"Il Poema del Silenzio" di Hrand Nazariantz traduzione Tamar Badalyan Commento Carlo Coppola



Commento di Carlo Coppola


Il «Poema del Silenzio» si offre come vertice compiuto del simbolismo lirico di primo Novecento, costruito come dialogo ideale con Georges Rens — il poeta belga noto anche come Max Borgueil, animatore della Jeune Belgique e del cenacolo «Ça Ira» — cui il componimento è esplicitamente dedicato. Fin dall'incipit, l'evocazione di uno strumento ad arco, quel «sospiro di violoncello» (Թաշգնորակի հեծք) definito «ondoso» (ալեհո՛ւնչ), non assolve una funzione meramente descrittiva, ma si fa correlativo acustico dell'inconscio: sulla scia verlainiana e baudelairiana ripresa da Rens, la musica diviene il trasduttore materiale attraverso cui l'anima traduce il proprio dolore in vibrazione. È lo strumento che pensa al posto della parola, che dice ciò che il linguaggio articolato non osa. Nella seconda strofa il legame con la temperie renssiana si fa ancora più stretto: l'apostrofe «Ո՛վ Տրտմութիւն, ունկնդրէ՛, » («Oh Tristezza, ascolta!») e la formula della «noia dolcemente accordata» (ձանձրոյթիս քաղցրալար) trasfigurano lo spleen decadente in condizione contemplativa, in cui l'angoscia trova riparo estetico e la malinconia — mai disperazione sterile — si accorda, letteralmente, «dalle dolci corde». L'anima del poeta si riconosce così nell'agonia della luna, la «Ճերմակ օրհա՛սը լուսնին», fondendo cosmo e dramma interiore in un'unica risonanza.
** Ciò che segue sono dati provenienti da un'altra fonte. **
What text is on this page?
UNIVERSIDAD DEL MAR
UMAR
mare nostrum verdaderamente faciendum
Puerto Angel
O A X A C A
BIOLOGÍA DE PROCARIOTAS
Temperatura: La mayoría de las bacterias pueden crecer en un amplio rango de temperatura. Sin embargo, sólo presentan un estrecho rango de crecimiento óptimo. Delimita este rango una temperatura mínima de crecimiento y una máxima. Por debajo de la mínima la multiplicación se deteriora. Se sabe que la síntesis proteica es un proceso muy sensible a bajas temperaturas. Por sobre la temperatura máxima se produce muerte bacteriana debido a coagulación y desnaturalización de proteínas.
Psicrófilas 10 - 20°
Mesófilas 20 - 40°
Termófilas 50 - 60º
Governa l'intero componimento una cromaticità argentea ed eterea: «d'argento» (արծաթէ), «candida agonia» (Ճերմակ օրհա՛ս), fino al verbo conclusivo «ammanta d'argento» (կ'արծաթէ) compongono un paesaggio notturno di pura astrazione, in dialogo diretto col gusto parnassiano-simbolista di Rens, dove il paesaggio lunare è specchio opaco della solitudine dell'artista dinanzi all'assoluto. Il fulcro concettuale resta la terzina finale — «Թաշգնորակի հեծքն այս թաշ / Լռութեան մօտ քերթուածն է», «Questo sospiro di violoncello / È il poema presso il Silenzio» — dove si cristallizza il paradosso proprio della poetica renssiana: l'oscillazione perenne fra il limite della parola e la tentazione del silenzio assoluto. Il suono non infrange la Λռութիւն, le sta accanto, mόտ, nascendo da essa e ad essa tornando. La poesia si rivela allora «desiderio luminoso» (լուսատառ տարփանք), unica risposta possibile — luce d'argento gettata sulla notte — al vuoto dell'esistenza.